May 11, 2009 – Between trail mile marker 4.5 and 5.0 you will see new HCPV towers within SNWA River Mountains Water Treatment Facility. HCPV stands for High-Concentration Photovoltaic. These units will generate approxmiately .208 Mega-Watts to help meet SNWA power needs. SNWA is committed to generate 20% percent of its energy needs through renewable resources by 2015, which parallels Nevada’s Renewable Energy Portfolio Standards.
Photo below taken May 10, 2009 by Paul Grube
Southern Nevada Water Authority has provided me the following fact sheet on this installation. See below…
RMWTF Solar Panel Installation
To promote its overall goals of sustainability and green living, the Southern Nevada Water Authority has initiated a renewable energy project to generate solar electricity. The project includes the installation of photovoltaic [solar] panels on the northeastern corner of the River Mountains Water Treatment Facility. (RMWTF)
The project will initially include approximately eight 55-foot-wide by 40-foot-tall solar modules on pedestals. A close-up example of what these solar modules will look like can be viewed as you drive northbound on Highway 93/95, just past the Russell Road exit on the east side.
The panels’ anti-reflective coating will maximize sunlight utilization while minimizing light reflection. There will be no emission of excess heat, and the system will not utilize storage batteries. To maximize efficiency, the panels will gradually rotate to track the sun’s daily movements during daytime hours; however, the system will operate noiselessly.
The systems being installed are from Amonix, Inc. and are two-axis tracking concentrating solar photovoltaic units. The Fresnel lenses on the units concentrate the sun approximately 500 times on one square centimeter multi-junction solar cells. The multi-junction cells are a new technology that captures more of the light spectrum to produce more energy. The nominal rated value of the six units installed is 222 kW. During peak solar insolation days the output can be as high as 300 kW. The amount of energy the systems will produce at nominal conditions is 555,000 kWh per year. This is enough to power approximately 37 medium sized Las Vegas homes. The units will begin producing test power by the end of May 2009 with a full in-service date in mid-July when all of the data collection hardware is installed. The total installation is costing approximately $9,000 per kilowatt.

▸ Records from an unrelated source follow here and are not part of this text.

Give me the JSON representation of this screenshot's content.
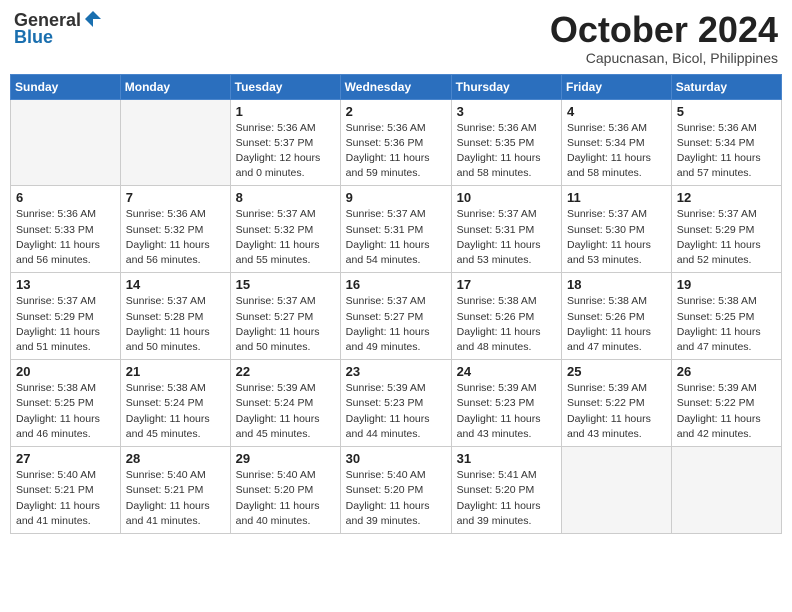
{
  "header": {
    "logo_line1": "General",
    "logo_line2": "Blue",
    "month": "October 2024",
    "location": "Capucnasan, Bicol, Philippines"
  },
  "weekdays": [
    "Sunday",
    "Monday",
    "Tuesday",
    "Wednesday",
    "Thursday",
    "Friday",
    "Saturday"
  ],
  "weeks": [
    [
      {
        "day": "",
        "sunrise": "",
        "sunset": "",
        "daylight": ""
      },
      {
        "day": "",
        "sunrise": "",
        "sunset": "",
        "daylight": ""
      },
      {
        "day": "1",
        "sunrise": "Sunrise: 5:36 AM",
        "sunset": "Sunset: 5:37 PM",
        "daylight": "Daylight: 12 hours and 0 minutes."
      },
      {
        "day": "2",
        "sunrise": "Sunrise: 5:36 AM",
        "sunset": "Sunset: 5:36 PM",
        "daylight": "Daylight: 11 hours and 59 minutes."
      },
      {
        "day": "3",
        "sunrise": "Sunrise: 5:36 AM",
        "sunset": "Sunset: 5:35 PM",
        "daylight": "Daylight: 11 hours and 58 minutes."
      },
      {
        "day": "4",
        "sunrise": "Sunrise: 5:36 AM",
        "sunset": "Sunset: 5:34 PM",
        "daylight": "Daylight: 11 hours and 58 minutes."
      },
      {
        "day": "5",
        "sunrise": "Sunrise: 5:36 AM",
        "sunset": "Sunset: 5:34 PM",
        "daylight": "Daylight: 11 hours and 57 minutes."
      }
    ],
    [
      {
        "day": "6",
        "sunrise": "Sunrise: 5:36 AM",
        "sunset": "Sunset: 5:33 PM",
        "daylight": "Daylight: 11 hours and 56 minutes."
      },
      {
        "day": "7",
        "sunrise": "Sunrise: 5:36 AM",
        "sunset": "Sunset: 5:32 PM",
        "daylight": "Daylight: 11 hours and 56 minutes."
      },
      {
        "day": "8",
        "sunrise": "Sunrise: 5:37 AM",
        "sunset": "Sunset: 5:32 PM",
        "daylight": "Daylight: 11 hours and 55 minutes."
      },
      {
        "day": "9",
        "sunrise": "Sunrise: 5:37 AM",
        "sunset": "Sunset: 5:31 PM",
        "daylight": "Daylight: 11 hours and 54 minutes."
      },
      {
        "day": "10",
        "sunrise": "Sunrise: 5:37 AM",
        "sunset": "Sunset: 5:31 PM",
        "daylight": "Daylight: 11 hours and 53 minutes."
      },
      {
        "day": "11",
        "sunrise": "Sunrise: 5:37 AM",
        "sunset": "Sunset: 5:30 PM",
        "daylight": "Daylight: 11 hours and 53 minutes."
      },
      {
        "day": "12",
        "sunrise": "Sunrise: 5:37 AM",
        "sunset": "Sunset: 5:29 PM",
        "daylight": "Daylight: 11 hours and 52 minutes."
      }
    ],
    [
      {
        "day": "13",
        "sunrise": "Sunrise: 5:37 AM",
        "sunset": "Sunset: 5:29 PM",
        "daylight": "Daylight: 11 hours and 51 minutes."
      },
      {
        "day": "14",
        "sunrise": "Sunrise: 5:37 AM",
        "sunset": "Sunset: 5:28 PM",
        "daylight": "Daylight: 11 hours and 50 minutes."
      },
      {
        "day": "15",
        "sunrise": "Sunrise: 5:37 AM",
        "sunset": "Sunset: 5:27 PM",
        "daylight": "Daylight: 11 hours and 50 minutes."
      },
      {
        "day": "16",
        "sunrise": "Sunrise: 5:37 AM",
        "sunset": "Sunset: 5:27 PM",
        "daylight": "Daylight: 11 hours and 49 minutes."
      },
      {
        "day": "17",
        "sunrise": "Sunrise: 5:38 AM",
        "sunset": "Sunset: 5:26 PM",
        "daylight": "Daylight: 11 hours and 48 minutes."
      },
      {
        "day": "18",
        "sunrise": "Sunrise: 5:38 AM",
        "sunset": "Sunset: 5:26 PM",
        "daylight": "Daylight: 11 hours and 47 minutes."
      },
      {
        "day": "19",
        "sunrise": "Sunrise: 5:38 AM",
        "sunset": "Sunset: 5:25 PM",
        "daylight": "Daylight: 11 hours and 47 minutes."
      }
    ],
    [
      {
        "day": "20",
        "sunrise": "Sunrise: 5:38 AM",
        "sunset": "Sunset: 5:25 PM",
        "daylight": "Daylight: 11 hours and 46 minutes."
      },
      {
        "day": "21",
        "sunrise": "Sunrise: 5:38 AM",
        "sunset": "Sunset: 5:24 PM",
        "daylight": "Daylight: 11 hours and 45 minutes."
      },
      {
        "day": "22",
        "sunrise": "Sunrise: 5:39 AM",
        "sunset": "Sunset: 5:24 PM",
        "daylight": "Daylight: 11 hours and 45 minutes."
      },
      {
        "day": "23",
        "sunrise": "Sunrise: 5:39 AM",
        "sunset": "Sunset: 5:23 PM",
        "daylight": "Daylight: 11 hours and 44 minutes."
      },
      {
        "day": "24",
        "sunrise": "Sunrise: 5:39 AM",
        "sunset": "Sunset: 5:23 PM",
        "daylight": "Daylight: 11 hours and 43 minutes."
      },
      {
        "day": "25",
        "sunrise": "Sunrise: 5:39 AM",
        "sunset": "Sunset: 5:22 PM",
        "daylight": "Daylight: 11 hours and 43 minutes."
      },
      {
        "day": "26",
        "sunrise": "Sunrise: 5:39 AM",
        "sunset": "Sunset: 5:22 PM",
        "daylight": "Daylight: 11 hours and 42 minutes."
      }
    ],
    [
      {
        "day": "27",
        "sunrise": "Sunrise: 5:40 AM",
        "sunset": "Sunset: 5:21 PM",
        "daylight": "Daylight: 11 hours and 41 minutes."
      },
      {
        "day": "28",
        "sunrise": "Sunrise: 5:40 AM",
        "sunset": "Sunset: 5:21 PM",
        "daylight": "Daylight: 11 hours and 41 minutes."
      },
      {
        "day": "29",
        "sunrise": "Sunrise: 5:40 AM",
        "sunset": "Sunset: 5:20 PM",
        "daylight": "Daylight: 11 hours and 40 minutes."
      },
      {
        "day": "30",
        "sunrise": "Sunrise: 5:40 AM",
        "sunset": "Sunset: 5:20 PM",
        "daylight": "Daylight: 11 hours and 39 minutes."
      },
      {
        "day": "31",
        "sunrise": "Sunrise: 5:41 AM",
        "sunset": "Sunset: 5:20 PM",
        "daylight": "Daylight: 11 hours and 39 minutes."
      },
      {
        "day": "",
        "sunrise": "",
        "sunset": "",
        "daylight": ""
      },
      {
        "day": "",
        "sunrise": "",
        "sunset": "",
        "daylight": ""
      }
    ]
  ]
}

This project is part of the SNWA’s continuing commitment to enhance the sustainability of our desert community. If you have any questions, please contact Robin Rockey at 862-3405 or via e-mail at [email protected] .
What is the residential cost of a kWh in Nevada? In Michigan a residential delivered kWh totals about $0.13 (coal sourced).
At 1521.6 kWh / day, the SNWA $1998000 investment is producing $72151 worth of electricity per year (actually less than that because of maintenance, security, administrative, etc).
That is less than 3.6% return on investment. How does that compare with hydro, wind and solar turbine?
These solar panels remind me of Star Wars Return of the Jedi …..star cruisers landing on the moon of_______, with the cute little furry bears.